Day One of the new Resorts Atlantic City looked a lot like most of the other days that preceded it in recent years: a quiet
Dennis Gomes and his management team took control on Tuesday of the nation's first casino to open outside Nevada and quickly saw what they were up against. The casino was virtually devoid of gamblers.
And although a Tuesday afternoon three weeks before Christmas is not an optimal time for any casino, Gomes knows Job One is to put more fannies on more stools in front of slot machines and more money on the green felt of table games if he is to succeed where his predecessors failed.
"The first two weeks of December in every casino I've ever operated — and I've operated 14 of them — the feeling is overwhelming doom," Gomes said with a laugh just off a casino floor that was mostly quiet and virtually devoid of the smell of cigarettes that permeates most other gambling halls. "I'm not worried about these two weeks.
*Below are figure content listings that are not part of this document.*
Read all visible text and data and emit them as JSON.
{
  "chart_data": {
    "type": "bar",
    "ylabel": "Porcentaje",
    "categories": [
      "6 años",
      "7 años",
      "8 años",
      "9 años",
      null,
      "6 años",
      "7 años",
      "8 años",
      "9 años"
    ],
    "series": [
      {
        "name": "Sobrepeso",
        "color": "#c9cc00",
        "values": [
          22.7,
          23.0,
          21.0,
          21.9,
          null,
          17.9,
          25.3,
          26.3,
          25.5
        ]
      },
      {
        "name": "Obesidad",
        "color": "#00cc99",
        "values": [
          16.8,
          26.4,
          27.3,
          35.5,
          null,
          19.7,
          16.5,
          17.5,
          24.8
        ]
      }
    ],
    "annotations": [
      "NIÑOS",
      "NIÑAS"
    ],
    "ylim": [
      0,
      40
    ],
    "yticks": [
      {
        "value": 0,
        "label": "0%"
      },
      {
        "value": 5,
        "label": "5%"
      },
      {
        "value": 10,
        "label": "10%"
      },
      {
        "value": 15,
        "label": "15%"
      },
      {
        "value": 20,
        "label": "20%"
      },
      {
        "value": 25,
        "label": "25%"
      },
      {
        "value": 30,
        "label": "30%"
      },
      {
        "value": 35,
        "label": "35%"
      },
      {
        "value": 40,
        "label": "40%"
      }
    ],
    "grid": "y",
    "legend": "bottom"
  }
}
If we're walking around here in the middle of July and seeing this, then I'll be worried."
He and New York developer Morris Bailey bought the struggling casino for $31.5 million in a deal that closed late Monday night. It was by far the lowest price ever paid for a casino in New Jersey — and with good reason.
Resorts came perilously close to closing in recent weeks when the casino nearly ran out of cash. It had been owned for the past year by a consortium of lenders who took control of it after the previous owner, Los Angeles hedge fund Colony Capital LLC, stopped paying its mortgage.
It ranks near the bottom of Atlantic City's 11 casinos in terms of revenue and profitability; indeed, Resorts posted a gross operating loss of $2.9 million for the third quarter compared with a gross operating profit of $706,000 a year ago.
The casino took in an average of $446,011 a day in October, ranking it 10th out of Atlantic City's 11 casinos. By comparison, the city's top-earning casino, the Borgata Hotel Casino & Spa, averaged more than $1.8 million a day the same month.